Круг памятников не замыкается одиннадцатью одинаковыми перещепинскими псевдопряжками, а должен быть значительно расширен. Прежде всего должна быть указана псевдопряжка в Венгерском Национальномъ музее в Будапеште, 1 [37]
(135/136)
поступившая туда из собрания Jankovich. Благодаря вниманию и любезности Dr. F. Fettich’a, предоставившего в моё распряжение фотографические снимки, она может быть воспроизедена здесь в натуральную величину (т. IX, 12 [в веб-версии масштаб не соблюдён]). Она приблизительно, одинаковых размеров с перещепинскими.
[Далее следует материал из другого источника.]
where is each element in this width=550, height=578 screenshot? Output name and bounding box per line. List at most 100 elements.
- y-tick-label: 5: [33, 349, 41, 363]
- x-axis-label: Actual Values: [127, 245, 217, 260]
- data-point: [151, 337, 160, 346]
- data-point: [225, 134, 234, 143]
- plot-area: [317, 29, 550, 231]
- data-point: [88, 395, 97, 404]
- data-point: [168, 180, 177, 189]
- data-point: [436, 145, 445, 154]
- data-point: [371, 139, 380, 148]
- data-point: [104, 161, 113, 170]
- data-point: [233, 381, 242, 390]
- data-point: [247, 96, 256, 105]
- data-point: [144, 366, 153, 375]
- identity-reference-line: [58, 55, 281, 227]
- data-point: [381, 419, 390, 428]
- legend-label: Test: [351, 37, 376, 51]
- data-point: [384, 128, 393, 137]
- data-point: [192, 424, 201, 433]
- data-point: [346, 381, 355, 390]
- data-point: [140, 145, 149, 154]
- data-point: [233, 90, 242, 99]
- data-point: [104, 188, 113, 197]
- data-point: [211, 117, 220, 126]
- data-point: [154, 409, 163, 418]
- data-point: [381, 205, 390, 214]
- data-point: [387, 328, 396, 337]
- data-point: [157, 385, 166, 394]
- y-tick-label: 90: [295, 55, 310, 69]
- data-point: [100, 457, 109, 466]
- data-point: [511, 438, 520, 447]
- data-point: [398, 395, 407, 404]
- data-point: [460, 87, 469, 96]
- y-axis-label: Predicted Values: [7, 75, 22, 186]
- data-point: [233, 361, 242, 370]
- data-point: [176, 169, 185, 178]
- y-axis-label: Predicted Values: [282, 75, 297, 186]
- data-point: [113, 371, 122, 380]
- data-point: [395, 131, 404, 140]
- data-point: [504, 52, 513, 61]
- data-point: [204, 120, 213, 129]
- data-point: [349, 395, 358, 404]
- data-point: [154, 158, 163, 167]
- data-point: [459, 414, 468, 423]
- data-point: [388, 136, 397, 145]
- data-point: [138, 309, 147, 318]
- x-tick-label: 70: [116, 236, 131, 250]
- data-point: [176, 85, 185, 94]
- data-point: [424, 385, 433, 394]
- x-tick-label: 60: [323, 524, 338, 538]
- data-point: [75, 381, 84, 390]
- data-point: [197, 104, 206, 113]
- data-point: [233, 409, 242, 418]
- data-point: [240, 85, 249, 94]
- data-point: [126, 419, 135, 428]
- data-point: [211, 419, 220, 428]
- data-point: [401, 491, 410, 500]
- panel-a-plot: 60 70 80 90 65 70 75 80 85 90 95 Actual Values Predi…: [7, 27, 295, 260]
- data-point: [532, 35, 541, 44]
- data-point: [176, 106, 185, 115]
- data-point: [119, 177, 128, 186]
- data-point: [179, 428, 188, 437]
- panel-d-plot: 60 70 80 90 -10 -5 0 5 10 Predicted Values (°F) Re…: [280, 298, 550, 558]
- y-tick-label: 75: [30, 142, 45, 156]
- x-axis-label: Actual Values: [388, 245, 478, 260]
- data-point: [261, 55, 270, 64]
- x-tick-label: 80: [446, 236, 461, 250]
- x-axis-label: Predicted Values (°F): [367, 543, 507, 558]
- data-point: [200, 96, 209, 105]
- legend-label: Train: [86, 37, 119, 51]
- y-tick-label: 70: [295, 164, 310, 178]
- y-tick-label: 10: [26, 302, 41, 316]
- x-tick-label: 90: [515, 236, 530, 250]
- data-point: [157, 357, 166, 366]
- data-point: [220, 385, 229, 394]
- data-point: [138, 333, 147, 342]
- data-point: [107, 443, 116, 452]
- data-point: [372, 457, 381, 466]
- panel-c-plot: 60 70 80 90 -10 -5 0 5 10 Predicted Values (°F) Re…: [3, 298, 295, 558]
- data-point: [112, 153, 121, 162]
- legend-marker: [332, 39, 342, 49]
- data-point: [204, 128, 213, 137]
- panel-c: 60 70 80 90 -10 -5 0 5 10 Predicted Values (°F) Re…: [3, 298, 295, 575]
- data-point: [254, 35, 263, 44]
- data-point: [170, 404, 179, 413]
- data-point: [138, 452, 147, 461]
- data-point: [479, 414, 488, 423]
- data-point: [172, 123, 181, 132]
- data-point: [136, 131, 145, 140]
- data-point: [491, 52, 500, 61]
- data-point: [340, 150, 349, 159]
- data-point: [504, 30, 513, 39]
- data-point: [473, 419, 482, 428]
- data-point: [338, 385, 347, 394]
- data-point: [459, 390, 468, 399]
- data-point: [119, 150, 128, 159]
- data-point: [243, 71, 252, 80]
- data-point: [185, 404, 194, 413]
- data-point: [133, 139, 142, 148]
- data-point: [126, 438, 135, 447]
Форма основания у них тожественная. Даже число бус вокруг щитка в обоих случаях по тринадцати. Более простая форма щитка без заплечиков не играет в данном случае существенной роли. Тем важнее обратить внимание на разницу в орнаментации щитка. Перещепинский щиток гладкий, с металлической поверхностью. У венгерского металл выступает лишь в виде перегородок, а всё поле щитка было заполнено цветной инкрустацией из плоских выпиленных пластинок. Таким образом, у венгерской псевдопряжки сказывается соприкосновение с иным художественным кругом — с полихромной инкрустацией, чуждой перещепинским псевдопряжкам. Тем существеннее, поэтому, что при иной обстановке исторического бытия данного комплекса форм мы констатируемъ в обоих случаях — и в Перещепине, и в Венгрии — одинаковое проявление жизненной силы художественного ядра, последовательно раскрывающегося в становлении формы. Главнейшее отличие венгерской псевдопряжки от перещепинских лишь в том, что у неё поверхность ложного кольца и полушариков на месте зева, а также и игла сплошь орнаментованы.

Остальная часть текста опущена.